Leia alguns trechos dos depoimentos cedidos na coletiva:

SONIA:

"Pra mim, é como se o prédio não fosse só um prédio. É um país, o Brasil. Há uma bonita vizinhança e existe uma mulher dentro daquele apartamento. A vida dela está  naquele prédio. Acho que todo mundo viveu alguma situação parecida com aquela. No Brasil, as pessoas são desencorajadas para lutarem. Clara é uma pessoa que percebe que tem direitos como cidadã e como mulher."

"Adoro televisão. Gosto de fazer. Pra mim, a televisão no Brasil é muito importante. O povo não tem tempo e nem dinheiro para ir ao cinema com frequência. Não é porque não gostam. Não é porque são pessoas simples que devem ser subestimadas. Elas são sofisticadas e muito inteligentes. Alguns filmes não ficam populares no Brasil porque as pessoas precisariam gastar o dinheiro do mês para comprar um ingresso."
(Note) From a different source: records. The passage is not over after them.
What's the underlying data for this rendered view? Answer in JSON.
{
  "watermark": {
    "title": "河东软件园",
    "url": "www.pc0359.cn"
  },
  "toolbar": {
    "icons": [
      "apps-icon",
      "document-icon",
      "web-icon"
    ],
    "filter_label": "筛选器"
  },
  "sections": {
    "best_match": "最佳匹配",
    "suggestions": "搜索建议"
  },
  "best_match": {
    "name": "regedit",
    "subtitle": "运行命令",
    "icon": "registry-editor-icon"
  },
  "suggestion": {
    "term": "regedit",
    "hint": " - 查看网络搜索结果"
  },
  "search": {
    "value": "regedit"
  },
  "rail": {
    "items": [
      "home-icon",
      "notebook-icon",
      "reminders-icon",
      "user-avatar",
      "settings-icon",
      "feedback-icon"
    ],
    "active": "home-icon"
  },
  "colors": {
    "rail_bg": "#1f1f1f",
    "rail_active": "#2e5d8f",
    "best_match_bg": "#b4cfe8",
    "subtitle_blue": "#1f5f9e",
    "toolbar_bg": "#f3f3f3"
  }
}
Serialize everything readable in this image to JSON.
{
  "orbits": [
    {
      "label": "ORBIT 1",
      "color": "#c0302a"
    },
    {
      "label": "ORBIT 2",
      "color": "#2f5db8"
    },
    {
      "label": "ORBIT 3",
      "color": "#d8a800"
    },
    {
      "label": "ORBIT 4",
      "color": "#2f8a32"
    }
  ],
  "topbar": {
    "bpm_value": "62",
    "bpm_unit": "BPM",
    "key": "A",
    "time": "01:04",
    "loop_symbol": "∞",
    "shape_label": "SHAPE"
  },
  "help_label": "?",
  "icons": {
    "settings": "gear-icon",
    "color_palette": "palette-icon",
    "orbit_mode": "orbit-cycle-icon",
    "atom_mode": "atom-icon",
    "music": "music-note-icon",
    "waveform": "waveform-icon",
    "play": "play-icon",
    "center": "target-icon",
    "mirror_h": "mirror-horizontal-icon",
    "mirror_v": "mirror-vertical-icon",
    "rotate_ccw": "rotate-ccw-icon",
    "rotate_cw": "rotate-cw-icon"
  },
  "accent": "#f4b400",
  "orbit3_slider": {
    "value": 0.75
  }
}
"Sinto como se Kleber tivesse me dado as palavras para expressar algo que estava me sufocando a respeito do meu país. Não há nada de errado com as pessoas pobres. O problema do Brasil são as pessoas ricas. Na música Sampa, da década de 1970, Caetano diz que Narciso acha feio o que não é espelho. Hoje em dia, as cidades estão ficando cada vez mais feias. As construtoras e as cidades de hoje não favorecem o surgimento e o aprofundamento da amizade entre as pessoas."

"Eu concordo totalmente com a ideia de usar a plataforma internacional do Festival de Cannes para expor o que está acontecendo no Brasil. Estamos falando disso no Facebook o tempo inteiro. O Brasil está dividido agora. Essa divisão não havia acontecido desde que o Brasil voltou a ser uma democracia após a ditadura."

"Vivemos em um mundo em que mulheres de 65 anos vivem como se tivessem 20 anos. Temos órgãos e os carregamos. A sexualidade anda com a gente. As noções de beleza valem para todas as idades. Metade do que se diz sobre as mulheres e os hormônios é mito."

KLEBER:

"É um filme sobre resistência, um pouco sobre sobrevivência e, acima de tudo, sobre a energia e a adrenalina que você ganha quando tenta sobreviver. A luta pela sobrevivência te dá energia para ir mais além e lutar. Sonia entendeu isso muito bem. É tentar defender a si mesma e ao mesmo tempo reagir."

"O filme é bastante centrado na personagem de Sonia, mas o prédio também é um personagem. Às vezes ele parece triste, às vezes ele parece sério. Ele e Clara têm mais ou menos a mesma idade."

"Conheço segredos do Recife. Eu poderia ter feito o filme em São Paulo ou Barcelona, mas seria um filme totalmente diferente porque é como se eu revelasse alguns segredos do Recife. É fascinante fazer as pessoas descobrirem uma cidade por meio do cinema. Não gosto de retratos apocalípticos das coisas, de dizer que algo é terrível ou horrível. Prefiro criticar as coisas e ao mesmo tempo mostrar que existe normalidade e beleza nas coisas. Os segredos dos lugares funcionam muito bem dramaticamente. Alguns diretores são associados a cidades. Assim como Woody Allen, Martin Scorsese e Spike Lee são sempre associados a Nova York, eu quero ser associado ao Recife."

"A ideia do protesto veio dos vários artistas, diretores e produtores brasileiros que estão aqui em Cannes. Decidimos fazer algo. Não seria algo barulhento ou inadequado. Basicamente, pegamos pequenos pedaços de papel e escrevemos pequenas mensagens sobre o que está acontecendo no Brasil. Cannes tem muitas câmeras com lentes potentes. Achei muito bonita a repercussão que vi na mídia no Brasil quando saí da sessão. A mídia brasileira me pareceu enlouquecida com nosso pequeno gesto de tirar do bolso um pedaço de papel. O Brasil vive uma divisão dramática. No lado da direita, existem traços de facismo, inclusive no Congresso Nacional, com ideias chocantes. O Ministério da Cultura foi extinto na semana passada. Acho que foi o momento errado, até porque o Brasil está neste momento da competição do Festival de Cannes com um filme feito com recursos públicos honestos."